Struktur Pura Masceti
Pura Masceti yang posisinya di pinggir pantai dengan hamparan pantainya yang cukup luas dan ditata sedemikan rupa sesuai kebutuhan zona halaman depannya, sehingga membuat panorama lingkungan alam pisik pura menjadi sangat indah. Berkenaan dengan pembagian halaman (mandala) nya, Pura Masceti dibagi menjadi tiga mandala, yaitu: halaman depan (jaba sisi) sebagai simbol bhur loka; halaman tengah (jaba tengah) sebagai simbol bhwah loka; dan halaman utama (jeroan) sebagai simbol swah loka. Di masing-masing halaman terdapat palinggih-palinggih dan bangunan, baik yang berfungsi sakral maupun profan. Pada bagian berikut akan disajikan penjelasan tentang palinggih-palinggih dan bangunan yang ada di Pura Masceti disertai dengan fungsinya masing-masing, yaitu sebagai berikut.

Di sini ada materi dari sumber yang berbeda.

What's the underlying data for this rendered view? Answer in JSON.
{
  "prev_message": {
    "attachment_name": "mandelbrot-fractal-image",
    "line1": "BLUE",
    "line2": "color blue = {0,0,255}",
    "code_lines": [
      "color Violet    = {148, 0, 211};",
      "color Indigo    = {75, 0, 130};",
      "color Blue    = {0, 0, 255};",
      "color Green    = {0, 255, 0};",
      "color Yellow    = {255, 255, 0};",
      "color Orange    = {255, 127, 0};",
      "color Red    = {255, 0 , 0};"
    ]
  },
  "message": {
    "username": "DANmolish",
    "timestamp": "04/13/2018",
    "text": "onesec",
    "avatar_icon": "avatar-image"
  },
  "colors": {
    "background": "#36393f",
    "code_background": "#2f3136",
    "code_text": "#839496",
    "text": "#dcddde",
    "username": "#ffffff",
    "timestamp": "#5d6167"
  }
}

Bentuk dan Fungsi Palinggih di Utama Mandala (jeroan)
Di Utama Mandala (Jeroan) cukup banyak didapatkan palinggih baik yang berstatus sebagai sthana istadewata, penyawangan, maupun bangunan lainnya yang melengkapi persyaratan jajar kemiri. Palinggih yang tergolong pemujaan pokok di Pura Masceti sesuai dengan yang disebutkan dalam Kutara Kanda Dewa Purana Bangsul adalah pemujaan untuk Dewi Danu dan Sang Hyang Baruna. Palinggih yang dimaksudkan untuk sthana kedua istadewata tersebut adalah Palinggih Ratu Masceti sebagai perwujudan Bhatara Baruna dan Palinggih Ratu Ulun Suwi sebagai perwujudan Dewi Danu. Kemudian Palinggih Batu Karang dan Tpasana merupakan media pemujaan bagi para petani laut (nelayan) dan para petani sawah, yang merupakan bentuk bangunan sebelum konsep pemujaan di Pura Masceti menggunakan bangunan meru sebagai media komunikasi dengan para istadewata. Dalam pembahasan berikut, disajikan deskripsi dari palinggih-palinggih dan bangunan-bangunan lain yang melengkapinya.
(1) Palinggih Taksu
Di Pura Masceti terdapat dua Palinggih Taksu yang posisinya berjajar kesamping. Keberadaan palinggih taksu kembar tersebut dapat diterima secara logika, dengan alasan merujuk kepada sejarah pendirian Pura Masceti (Kutara Kanda Dewa Purana Bangsul), yang memang diperuntukan kepada Ida Bhatara Baruna dan Ida Bhatari Danu, sebagai lambang purusa-pradana. Dua palinggih teruntuk beliau berdua yaitu Meru Tumpang Lima dan Meru Tumpang Tujuh, yang sekarang dianggap sebagai sthana Ida Bhatari Ulun Suwi dan Ida Ratu Masceti, niscaya dapat pula dipadankan dengan Ida Bhatari Danu (Meru Tumpang Tiga) dan Sanghyang Baruna (Meru Tumpang Lima). Kemudian untuk taksu yang jumlahnya dua buah berjajar, masing-masing teruntuk pemenuhan jajar kemiri kedua istadewata utama (pokok) yang dimaksud. Fungsi dari Palinggih Taksu adalah sebagai media bagi para panyiwi untuk memohon taksu (daya tarik) agar apa yang dikerjakan agar dapat berhasil guna.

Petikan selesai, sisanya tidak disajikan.